Lesson 5.5: Advanced Concepts (Meta-Labeling, Feature Importance)

Exploring modern techniques from quantitative finance for building more robust and profitable models.

Meta-Labeling for Bet Sizing

Proposed by Dr. Marcos López de Prado, meta-labeling is a powerful technique for separating a model that decides the **direction** of a bet from a model that decides the **size** of the bet.

The Meta-Labeling Workflow
  1. Build a Primary Model: Create a baseline model (e.g., a simple trend-following strategy) that generates binary trading signals (buy or sell). This model determines the *direction*.
  2. Create Meta-Labels: The "meta-label" is not about the direction, but about whether the primary model's signal was *correct* and *profitable*. A meta-label of 1 means the primary signal led to a good outcome; 0 means it did not.
  3. Build a Secondary Model: Train a new machine learning model (e.g., XGBoost) to predict these meta-labels. The features for this model can be more complex (e.g., volatility, market regime indicators).
  4. Final Decision: You only take a trade when the primary model gives a signal AND the secondary (meta) model gives a high probability of that signal being a good one. The probability from the meta-model can be used to size the bet.

Feature Importance for Strategy Discovery

After training a complex model like XGBoost or a Random Forest, it's crucial to understand *why* it's making its decisions. Feature importance plots (which we saw in Module 4) are essential for this.

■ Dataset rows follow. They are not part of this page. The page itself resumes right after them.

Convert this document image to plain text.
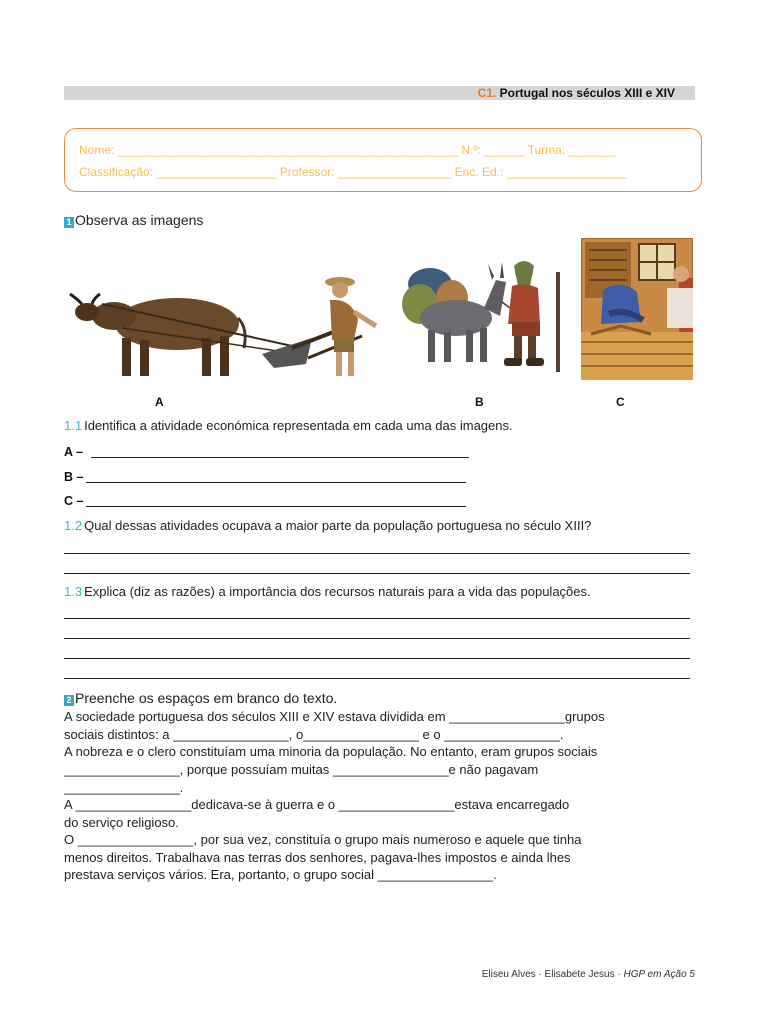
C1. Portugal nos séculos XIII e XIV
Nome: ___________________________________________________ N.º: ______ Turma: _______
Classificação: __________________ Professor: _________________ Enc. Ed.: __________________
1 Observa as imagens
A	B	C
1.1 Identifica a atividade económica representada em cada uma das imagens.
A –
B –
C –
1.2 Qual dessas atividades ocupava a maior parte da população portuguesa no século XIII?
1.3 Explica (diz as razões) a importância dos recursos naturais para a vida das populações.
2 Preenche os espaços em branco do texto.
A sociedade portuguesa dos séculos XIII e XIV estava dividida em ________________grupos
sociais distintos: a ________________, o________________ e o ________________.
A nobreza e o clero constituíam uma minoria da população. No entanto, eram grupos sociais
________________, porque possuíam muitas ________________e não pagavam
________________.
A ________________dedicava-se à guerra e o ________________estava encarregado
do serviço religioso.
O ________________, por sua vez, constituía o grupo mais numeroso e aquele que tinha
menos direitos. Trabalhava nas terras dos senhores, pagava-lhes impostos e ainda lhes
prestava serviços vários. Era, portanto, o grupo social ________________.
Eliseu Alves · Elisabete Jesus · HGP em Ação 5
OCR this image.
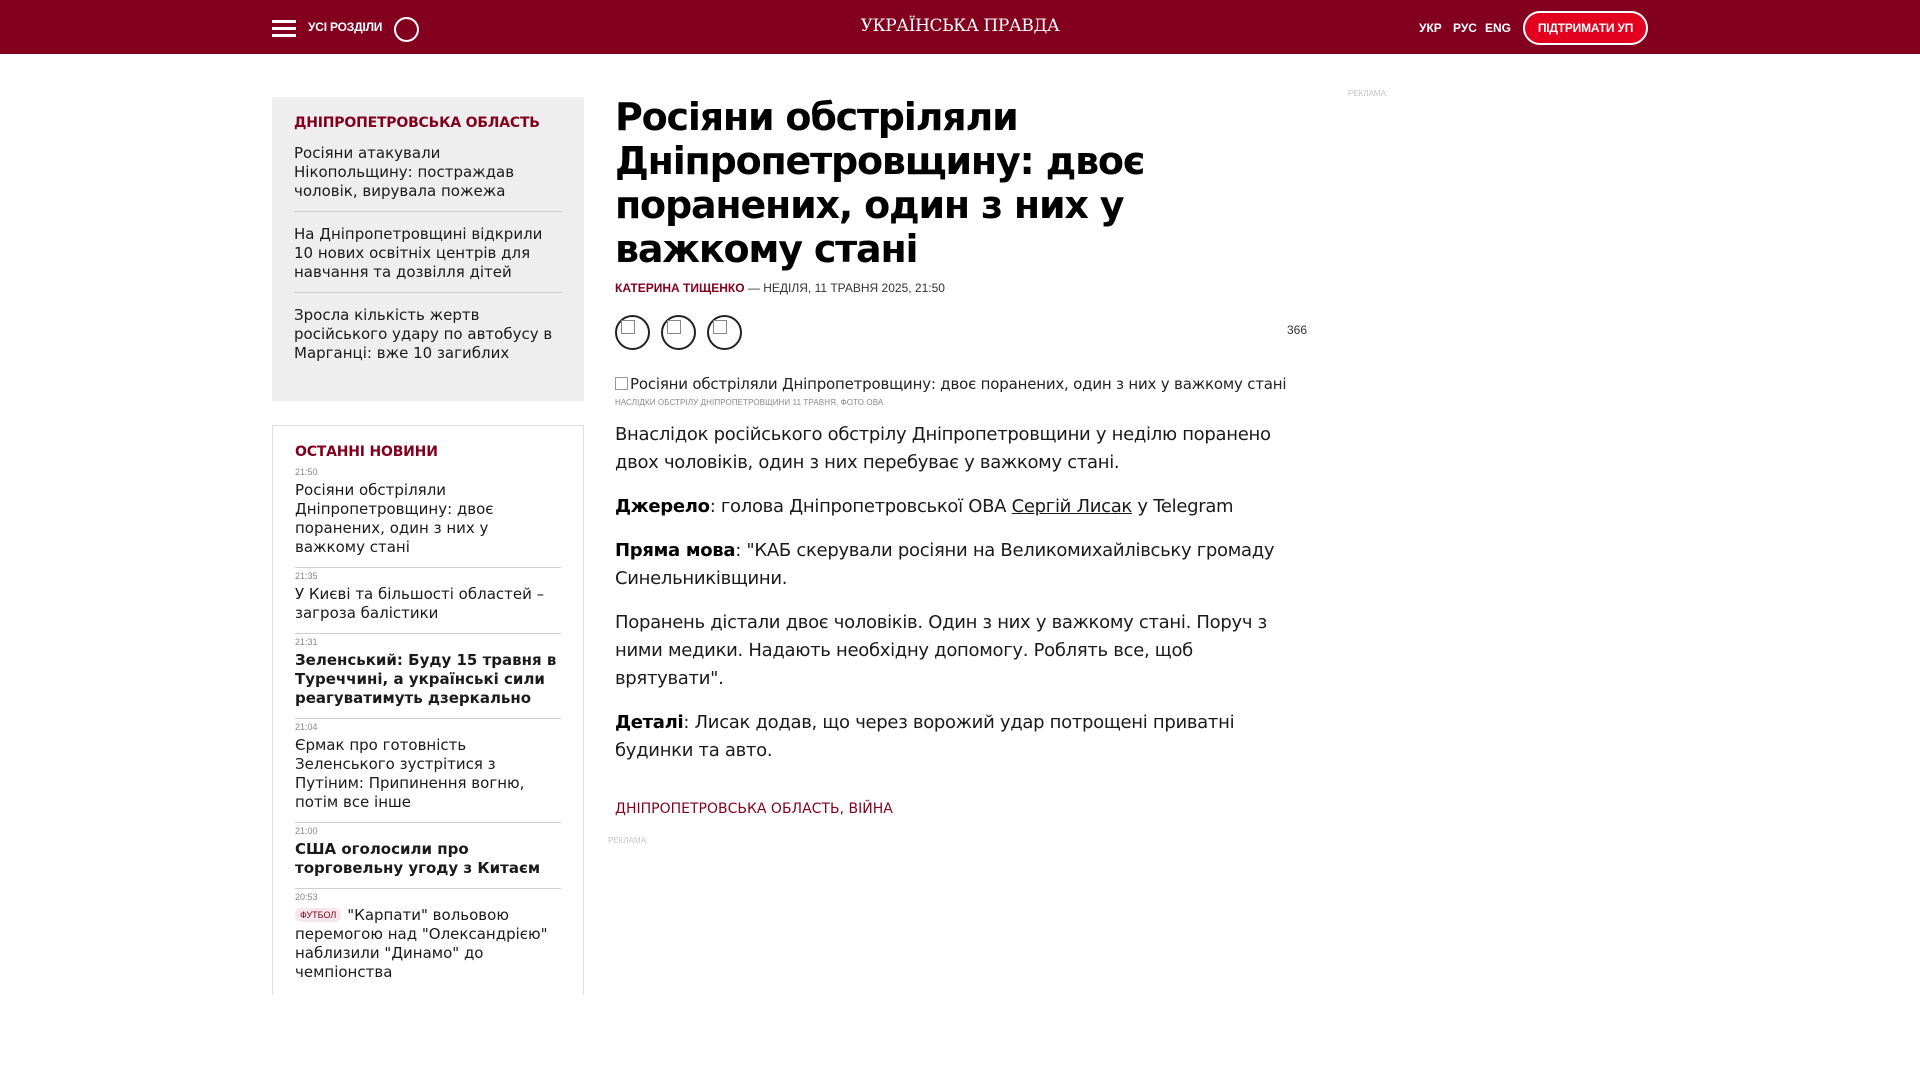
УСІ РОЗДІЛИ	УКРАЇНСЬКА ПРАВДА	УКР РУС ENG	ПІДТРИМАТИ УП
ДНІПРОПЕТРОВСЬКА ОБЛАСТЬ
Росіяни атакували Нікопольщину: постраждав чоловік, вирувала пожежа
На Дніпропетровщині відкрили 10 нових освітніх центрів для навчання та дозвілля дітей
Зросла кількість жертв російського удару по автобусу в Марганці: вже 10 загиблих
ОСТАННІ НОВИНИ
21:50
Росіяни обстріляли Дніпропетровщину: двоє поранених, один з них у важкому стані
21:35
У Києві та більшості областей – загроза балістики
21:31
Зеленський: Буду 15 травня в Туреччині, а українські сили реагуватимуть дзеркально
21:04
Єрмак про готовність Зеленського зустрітися з Путіним: Припинення вогню, потім все інше
21:00
США оголосили про торговельну угоду з Китаєм
20:53
ФУТБОЛ "Карпати" вольовою перемогою над "Олександрією" наблизили "Динамо" до чемпіонства
Росіяни обстріляли Дніпропетровщину: двоє поранених, один з них у важкому стані
КАТЕРИНА ТИЩЕНКО — НЕДІЛЯ, 11 ТРАВНЯ 2025, 21:50
366
Росіяни обстріляли Дніпропетровщину: двоє поранених, один з них у важкому стані
НАСЛІДКИ ОБСТРІЛУ ДНІПРОПЕТРОВЩИНИ 11 ТРАВНЯ, ФОТО ОВА

Внаслідок російського обстрілу Дніпропетровщини у неділю поранено двох чоловіків, один з них перебуває у важкому стані.

Джерело: голова Дніпропетровської ОВА Сергій Лисак у Telegram

Пряма мова: "КАБ скерували росіяни на Великомихайлівську громаду Синельниківщини.

Поранень дістали двоє чоловіків. Один з них у важкому стані. Поруч з ними медики. Надають необхідну допомогу. Роблять все, щоб врятувати".

Деталі: Лисак додав, що через ворожий удар потрощені приватні будинки та авто.

ДНІПРОПЕТРОВСЬКА ОБЛАСТЬ, ВІЙНА
РЕКЛАМА:
РЕКЛАМА:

In quantitative finance, feature importance is not just for interpretation; it's a tool for discovery. If a feature you engineered (e.g., "the 5-day rolling volatility of social media sentiment") consistently shows up as a top predictor, you may have discovered a new, exploitable alpha signal.

Module 5 Complete!

Congratulations! You have completed your tour of applying machine learning to time series analysis. You understand how to engineer features, validate your models correctly, and apply both classic ensembles and deep learning models to forecasting problems.